I have successfully scrapped links from a website and I want to save them to a local folder already created called "HerHoops" for parsing later. In the past, I have successfully done this, but this website's links need a little more cleaning up.
So far this is my code. I want to keep everything after "box_score" in the link so that the saved filename includes the date and teams playing.
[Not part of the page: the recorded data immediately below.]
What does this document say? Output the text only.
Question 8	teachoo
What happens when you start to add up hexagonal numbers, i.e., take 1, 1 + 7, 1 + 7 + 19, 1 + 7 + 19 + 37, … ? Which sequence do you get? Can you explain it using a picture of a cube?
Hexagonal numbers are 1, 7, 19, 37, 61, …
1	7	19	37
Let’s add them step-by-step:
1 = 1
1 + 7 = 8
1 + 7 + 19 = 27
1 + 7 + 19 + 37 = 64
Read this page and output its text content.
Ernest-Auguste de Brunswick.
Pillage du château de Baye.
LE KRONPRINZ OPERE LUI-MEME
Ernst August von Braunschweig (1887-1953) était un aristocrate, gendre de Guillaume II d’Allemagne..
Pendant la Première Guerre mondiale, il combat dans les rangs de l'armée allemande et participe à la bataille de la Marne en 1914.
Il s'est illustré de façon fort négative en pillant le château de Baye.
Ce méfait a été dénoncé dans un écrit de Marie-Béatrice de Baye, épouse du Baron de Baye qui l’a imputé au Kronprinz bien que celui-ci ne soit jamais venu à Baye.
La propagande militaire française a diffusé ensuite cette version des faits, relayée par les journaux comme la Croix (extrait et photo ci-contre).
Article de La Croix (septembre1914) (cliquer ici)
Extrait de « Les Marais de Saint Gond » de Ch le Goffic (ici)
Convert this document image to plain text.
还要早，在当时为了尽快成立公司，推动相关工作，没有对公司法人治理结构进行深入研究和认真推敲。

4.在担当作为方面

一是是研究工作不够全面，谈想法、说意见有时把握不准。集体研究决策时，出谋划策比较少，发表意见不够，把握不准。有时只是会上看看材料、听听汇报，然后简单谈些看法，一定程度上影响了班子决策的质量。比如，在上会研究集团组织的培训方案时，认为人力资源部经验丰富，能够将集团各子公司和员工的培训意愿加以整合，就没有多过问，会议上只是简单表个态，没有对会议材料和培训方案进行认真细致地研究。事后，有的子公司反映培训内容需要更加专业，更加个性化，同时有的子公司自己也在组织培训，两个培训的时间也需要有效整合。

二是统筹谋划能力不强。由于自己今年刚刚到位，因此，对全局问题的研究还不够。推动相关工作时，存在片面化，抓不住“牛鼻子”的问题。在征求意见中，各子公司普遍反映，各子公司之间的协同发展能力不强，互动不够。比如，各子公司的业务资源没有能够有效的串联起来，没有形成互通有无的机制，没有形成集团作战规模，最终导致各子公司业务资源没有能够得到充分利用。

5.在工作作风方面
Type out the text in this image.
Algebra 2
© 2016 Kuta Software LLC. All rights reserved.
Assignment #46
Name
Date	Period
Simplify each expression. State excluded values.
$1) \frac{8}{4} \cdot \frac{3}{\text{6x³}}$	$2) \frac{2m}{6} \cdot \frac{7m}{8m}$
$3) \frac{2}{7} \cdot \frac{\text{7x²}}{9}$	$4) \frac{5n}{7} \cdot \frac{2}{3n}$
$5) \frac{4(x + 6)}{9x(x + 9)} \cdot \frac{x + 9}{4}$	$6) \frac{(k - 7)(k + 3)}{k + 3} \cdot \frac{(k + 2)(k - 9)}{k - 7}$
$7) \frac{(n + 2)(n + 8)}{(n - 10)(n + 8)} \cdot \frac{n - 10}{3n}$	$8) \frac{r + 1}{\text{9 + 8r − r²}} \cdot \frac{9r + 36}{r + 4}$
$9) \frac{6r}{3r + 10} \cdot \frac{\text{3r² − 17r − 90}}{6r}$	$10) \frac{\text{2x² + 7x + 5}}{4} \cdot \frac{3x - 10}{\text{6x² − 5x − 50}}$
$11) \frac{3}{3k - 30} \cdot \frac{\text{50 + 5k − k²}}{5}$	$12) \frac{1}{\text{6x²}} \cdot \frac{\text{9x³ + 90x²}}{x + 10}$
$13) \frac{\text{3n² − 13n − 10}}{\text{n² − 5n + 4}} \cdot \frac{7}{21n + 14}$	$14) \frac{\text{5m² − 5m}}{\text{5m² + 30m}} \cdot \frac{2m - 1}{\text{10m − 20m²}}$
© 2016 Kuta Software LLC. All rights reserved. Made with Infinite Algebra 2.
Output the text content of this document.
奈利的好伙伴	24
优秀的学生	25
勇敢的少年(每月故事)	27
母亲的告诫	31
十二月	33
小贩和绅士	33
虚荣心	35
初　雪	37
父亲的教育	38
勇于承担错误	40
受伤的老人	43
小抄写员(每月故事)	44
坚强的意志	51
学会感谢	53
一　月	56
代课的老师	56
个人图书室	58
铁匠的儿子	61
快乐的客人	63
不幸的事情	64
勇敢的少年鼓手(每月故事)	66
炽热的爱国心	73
Also saved in write mode ("w+").
url = f"https://herhoopstats.com/stats/wnba/schedule_date/2004/6/1/"
data = requests.get(url)
soup = BeautifulSoup(data.text)
matchup_table = soup.find_all("div", {"class": "schedule"})[0]
links = matchup_table.find_all('a')
links = [l.get("href") for l in links]
links = [l for l in links if '/box_score/' in l]
box_scores_urls = [f"https://herhoopstats.com{l}" for l in links]
for box_scores_url in box_scores_urls:
data = requests.get(box_scores_url)
# within loop opening up page and saving to folder in write mode
with open("HerHoops/{}".format(box_scores_url[46:]), "w+") as f:
# write to the files
f.write(data.text)
time.sleep(3)
The error is
FileNotFoundError: [Errno 2] No such file or directory: 'HerHoops/2004/06/01/new-york-liberty-vs-charlotte-sting/'